De grands fonctionnaires, placés en dehors des vicissitudes et des préoccupations de la politique et préposés aux diverses branches du service public, pourront bien donner l’impulsion aux affaires ; des commissions accidentelles, composées d’hommes spéciaux, de pairs, de députés, d’administrateurs éprouvés, éclaireront une question déterminée ; mais les uns et les autres n’offrent qu’un palliatif imparfait à l’état d’isolement du pouvoir central.
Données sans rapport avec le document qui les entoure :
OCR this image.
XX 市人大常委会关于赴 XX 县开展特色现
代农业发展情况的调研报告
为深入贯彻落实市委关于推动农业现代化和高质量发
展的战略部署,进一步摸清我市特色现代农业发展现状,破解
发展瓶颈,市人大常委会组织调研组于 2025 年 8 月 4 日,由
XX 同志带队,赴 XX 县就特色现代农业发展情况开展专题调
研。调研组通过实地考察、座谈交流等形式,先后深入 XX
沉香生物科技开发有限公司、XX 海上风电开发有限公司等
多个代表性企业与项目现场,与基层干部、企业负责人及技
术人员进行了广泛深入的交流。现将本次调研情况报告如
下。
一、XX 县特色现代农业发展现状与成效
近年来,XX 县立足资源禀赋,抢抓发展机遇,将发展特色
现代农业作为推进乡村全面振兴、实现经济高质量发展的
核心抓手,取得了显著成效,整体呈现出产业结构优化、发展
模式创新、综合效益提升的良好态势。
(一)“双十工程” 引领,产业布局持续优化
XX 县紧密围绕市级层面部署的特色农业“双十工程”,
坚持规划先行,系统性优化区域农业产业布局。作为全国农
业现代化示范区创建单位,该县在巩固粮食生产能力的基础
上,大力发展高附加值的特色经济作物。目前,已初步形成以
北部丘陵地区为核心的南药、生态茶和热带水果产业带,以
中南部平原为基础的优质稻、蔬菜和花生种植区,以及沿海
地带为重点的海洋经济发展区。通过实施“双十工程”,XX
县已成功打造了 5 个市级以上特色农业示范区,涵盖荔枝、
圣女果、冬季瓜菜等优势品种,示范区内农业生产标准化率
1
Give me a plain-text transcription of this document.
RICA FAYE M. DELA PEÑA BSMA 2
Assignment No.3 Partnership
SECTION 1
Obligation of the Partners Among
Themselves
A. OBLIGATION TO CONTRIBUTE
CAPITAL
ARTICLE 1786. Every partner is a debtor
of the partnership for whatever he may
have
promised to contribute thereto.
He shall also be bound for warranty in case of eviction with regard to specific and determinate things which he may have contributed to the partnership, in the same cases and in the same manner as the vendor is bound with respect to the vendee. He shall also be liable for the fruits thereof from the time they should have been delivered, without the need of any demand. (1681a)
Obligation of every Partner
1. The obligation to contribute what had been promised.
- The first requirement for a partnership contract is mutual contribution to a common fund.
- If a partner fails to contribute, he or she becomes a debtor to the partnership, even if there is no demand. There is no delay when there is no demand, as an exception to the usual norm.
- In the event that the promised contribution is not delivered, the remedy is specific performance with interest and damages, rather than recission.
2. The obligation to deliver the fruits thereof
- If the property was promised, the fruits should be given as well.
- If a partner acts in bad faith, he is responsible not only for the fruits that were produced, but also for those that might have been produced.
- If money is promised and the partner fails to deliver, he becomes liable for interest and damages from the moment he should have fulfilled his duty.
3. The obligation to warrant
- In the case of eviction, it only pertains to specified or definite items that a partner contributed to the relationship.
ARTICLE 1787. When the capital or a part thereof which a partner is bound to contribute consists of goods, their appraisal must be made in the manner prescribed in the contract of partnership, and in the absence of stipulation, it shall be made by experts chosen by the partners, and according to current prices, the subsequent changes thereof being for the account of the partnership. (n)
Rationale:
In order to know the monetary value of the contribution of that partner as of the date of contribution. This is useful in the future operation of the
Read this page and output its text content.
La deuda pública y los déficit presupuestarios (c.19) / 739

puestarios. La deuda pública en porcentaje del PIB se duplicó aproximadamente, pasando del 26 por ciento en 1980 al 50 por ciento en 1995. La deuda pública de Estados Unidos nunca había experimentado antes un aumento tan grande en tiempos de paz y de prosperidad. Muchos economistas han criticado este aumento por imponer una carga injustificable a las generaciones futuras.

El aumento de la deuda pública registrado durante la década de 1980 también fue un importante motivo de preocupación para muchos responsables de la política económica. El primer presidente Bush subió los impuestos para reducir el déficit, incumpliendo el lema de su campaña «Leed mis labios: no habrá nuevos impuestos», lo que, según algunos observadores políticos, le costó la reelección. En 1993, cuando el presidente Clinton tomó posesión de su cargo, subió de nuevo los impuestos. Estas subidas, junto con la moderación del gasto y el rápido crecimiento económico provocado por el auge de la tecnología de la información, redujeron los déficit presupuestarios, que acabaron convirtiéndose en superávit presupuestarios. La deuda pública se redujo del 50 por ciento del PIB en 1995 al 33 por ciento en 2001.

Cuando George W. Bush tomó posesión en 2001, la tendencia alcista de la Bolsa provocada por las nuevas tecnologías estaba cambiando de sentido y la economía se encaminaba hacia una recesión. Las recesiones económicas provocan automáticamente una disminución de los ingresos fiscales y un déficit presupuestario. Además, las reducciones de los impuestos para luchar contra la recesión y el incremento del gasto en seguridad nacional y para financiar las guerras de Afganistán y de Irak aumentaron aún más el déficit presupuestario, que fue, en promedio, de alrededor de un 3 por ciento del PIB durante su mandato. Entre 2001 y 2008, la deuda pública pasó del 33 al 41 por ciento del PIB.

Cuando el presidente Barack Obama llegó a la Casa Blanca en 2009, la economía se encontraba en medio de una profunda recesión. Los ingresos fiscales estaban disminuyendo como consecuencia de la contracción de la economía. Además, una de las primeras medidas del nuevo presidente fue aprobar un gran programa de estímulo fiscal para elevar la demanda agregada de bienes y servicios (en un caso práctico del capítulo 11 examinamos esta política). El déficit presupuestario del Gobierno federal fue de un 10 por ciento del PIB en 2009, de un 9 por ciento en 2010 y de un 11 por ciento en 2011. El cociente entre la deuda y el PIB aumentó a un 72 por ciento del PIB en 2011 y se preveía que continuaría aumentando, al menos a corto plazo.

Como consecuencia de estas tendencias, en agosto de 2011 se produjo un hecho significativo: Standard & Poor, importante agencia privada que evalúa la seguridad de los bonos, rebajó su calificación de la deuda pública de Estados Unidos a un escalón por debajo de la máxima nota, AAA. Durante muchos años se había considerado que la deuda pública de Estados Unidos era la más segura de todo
Un autre secours lui est nécessaire. Des conseils, organes des citoyens, le surveillent et le contiennent de toutes parts : qu’il ait aussi son conseil. On soumet tous ses actes à la discussion et à la critique : qu’il puisse lui-même, quand il le croit bon, faire discuter et critiquer ses projets, avant de les réaliser. L’opposition fait appel pour le combattre aux recherches des savans, à l’opinion des jurisconsultes, à la plume des publicistes ; qu’il ait auprès de lui des savans, des jurisconsultes, des publicistes, qui forment comme un foyer de lumières, comme une sorte de congrès intellectuel ; que ce conseil soit composé d’hommes graves et expérimentés, qui trouvent dans ses rangs la récompense de leurs services passés et une situation assez grande, assez stable, pour satisfaire leur ambition et garantir leur indépendance ; que plusieurs d’entre eux, appartenant aux deux chambres, établissent entre le parlement et le pouvoir exécutif un échange de communications et de doctrines qui les rapprochent et les concilient ; que ce conseil soit aussi éloigné de l’opposition systématique que de la servilité, non moins pénétré des nécessités du gouvernement que soucieux des droits et des intérêts privés, étranger aux luttes d’une politique mesquine et secondaire, supérieur à toutes considérations de personnes, et qu’il voie dans le gouvernement, non les hommes, ses dépositaires passagers, mais l’intérêt social, son but permanent.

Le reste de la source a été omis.